The iPhone 6 features a 4.7-inch screen—larger than the 4-inch screen found on the iPhone 5s and just smaller than the 5.1-inch screen of the Samsung Galaxy S5, one of the iPhone’s biggest competitors.
Apple users who want an even larger screen can opt for the iPhone 6 Plus, which boasts a 5.5-inch screen and competes with devices such as the Samsung Galaxy Note.
The smartwatch, dubbed the Apple Watch, is the company’s first foray into the “wearables” market. It is the first new product line that has been introduced since the death of Apple founder Steve Jobs.
“It is the next chapter in Apple’s story,” Apple CEO Tim Cook told the crowds at Flint Center for the Performing Arts—the very spot where, in 1984, the company introduced the Macintosh computer.
The watch is essentially a computer strapped to its user’s wrist.
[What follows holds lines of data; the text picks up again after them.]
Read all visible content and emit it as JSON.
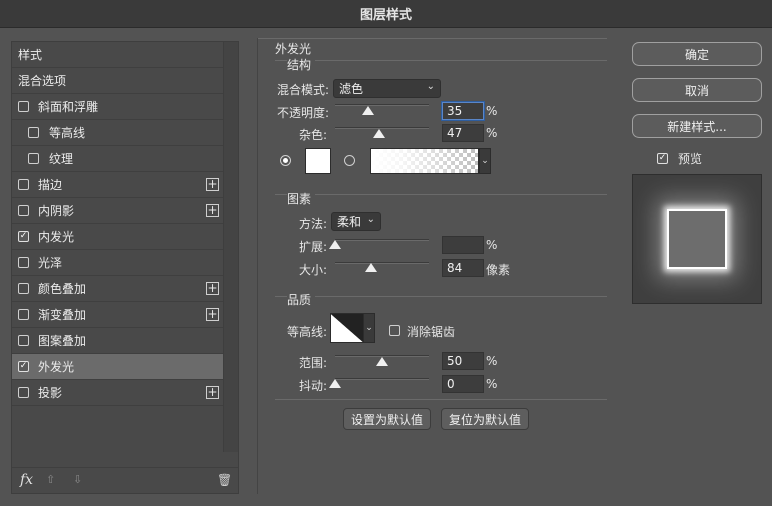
{
  "window": {
    "title": "图层样式"
  },
  "left": {
    "header": "样式",
    "blend_options": "混合选项",
    "items": [
      {
        "label": "斜面和浮雕",
        "checked": false,
        "plus": false,
        "sub": false
      },
      {
        "label": "等高线",
        "checked": false,
        "plus": false,
        "sub": true
      },
      {
        "label": "纹理",
        "checked": false,
        "plus": false,
        "sub": true
      },
      {
        "label": "描边",
        "checked": false,
        "plus": true,
        "sub": false
      },
      {
        "label": "内阴影",
        "checked": false,
        "plus": true,
        "sub": false
      },
      {
        "label": "内发光",
        "checked": true,
        "plus": false,
        "sub": false
      },
      {
        "label": "光泽",
        "checked": false,
        "plus": false,
        "sub": false
      },
      {
        "label": "颜色叠加",
        "checked": false,
        "plus": true,
        "sub": false
      },
      {
        "label": "渐变叠加",
        "checked": false,
        "plus": true,
        "sub": false
      },
      {
        "label": "图案叠加",
        "checked": false,
        "plus": false,
        "sub": false
      },
      {
        "label": "外发光",
        "checked": true,
        "plus": false,
        "sub": false,
        "active": true
      },
      {
        "label": "投影",
        "checked": false,
        "plus": true,
        "sub": false
      }
    ],
    "footer": {
      "fx": "fx",
      "fx_icon": "fx-icon",
      "up_icon": "arrow-up-icon",
      "down_icon": "arrow-down-icon",
      "trash_icon": "trash-icon"
    }
  },
  "panel_title": "外发光",
  "structure": {
    "title": "结构",
    "blend_mode_label": "混合模式:",
    "blend_mode_value": "滤色",
    "opacity_label": "不透明度:",
    "opacity_value": "35",
    "opacity_unit": "%",
    "noise_label": "杂色:",
    "noise_value": "47",
    "noise_unit": "%"
  },
  "elements": {
    "title": "图素",
    "method_label": "方法:",
    "method_value": "柔和",
    "spread_label": "扩展:",
    "spread_value": "",
    "spread_unit": "%",
    "size_label": "大小:",
    "size_value": "84",
    "size_unit": "像素"
  },
  "quality": {
    "title": "品质",
    "contour_label": "等高线:",
    "antialias_label": "消除锯齿",
    "antialias_checked": false,
    "range_label": "范围:",
    "range_value": "50",
    "range_unit": "%",
    "jitter_label": "抖动:",
    "jitter_value": "0",
    "jitter_unit": "%"
  },
  "buttons": {
    "set_default": "设置为默认值",
    "reset_default": "复位为默认值",
    "ok": "确定",
    "cancel": "取消",
    "new_style": "新建样式...",
    "preview_label": "预览",
    "preview_checked": true
  },
  "colors": {
    "accent_focus": "#5a86c8",
    "glow_color": "#ffffff"
  }
}
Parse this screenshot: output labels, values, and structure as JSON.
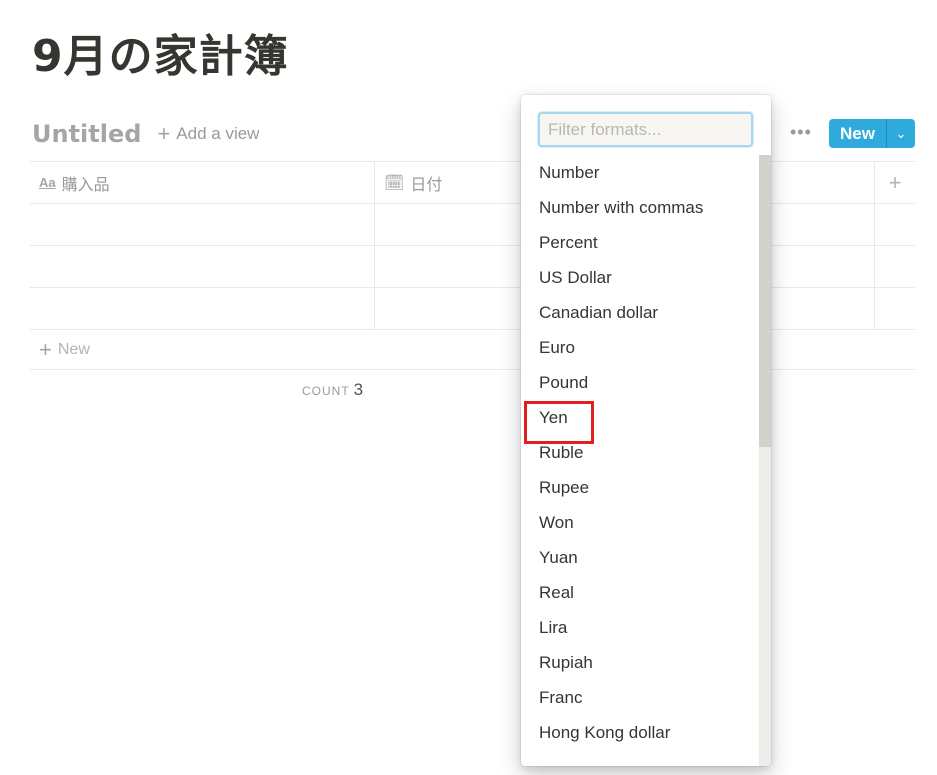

It will be able to run various applications, including the health and fitness apps Apple has made much of in recent weeks.
These apps will be able to be processed on the user’s iPhone, but displayed on the watch’s touchscreen, to extend battery life. It will also run Siri, Apple’s voice-activated personal digital assistant.
The Apple Watch is expected to become available in early 2015 and will retail for $349.
But the Apple Watch is not alone in the wearables market, as Samsung, Pebble and Sony have already released devices that are growing in popularity.
As mobile devices grow in sophistication and popularity, the importance of web application development is growing as well.
Some web apps make existing Internet experiences more mobile-friendly, while some are for mobile devices only.
Recent research shows that 48 percent of users accessing the Internet through mobile devices become frustrated when attempting to access sites that have not been optimized for mobile. Many popular services accessed via a traditional browser on a desktop computer, such as Facebook, have an accompanying app for mobile users.
Globally, over a billion people now use mobile devices, either smartphones or tablets, to access the Internet, and those numbers will likely grow as the wearables market expands. Mobile web adoption is also growing rapidly—at a rate 8 times greater than in the 1990s and early 2000s.
“Any user of an Android watch can agree that the super-small screen size makes such a device mostly a toy,” says Andreas Huttenrauch, Chief Digital Strategist at Globi Web Solutions. “There’s not much you’d want to do with a smart watch, and Apple’s price tag of $349 is pretty steep for a toy. Funny thing is though that the available media of the new watch shows that it really looks like a toy – the kind of watch a 5-year old would like.”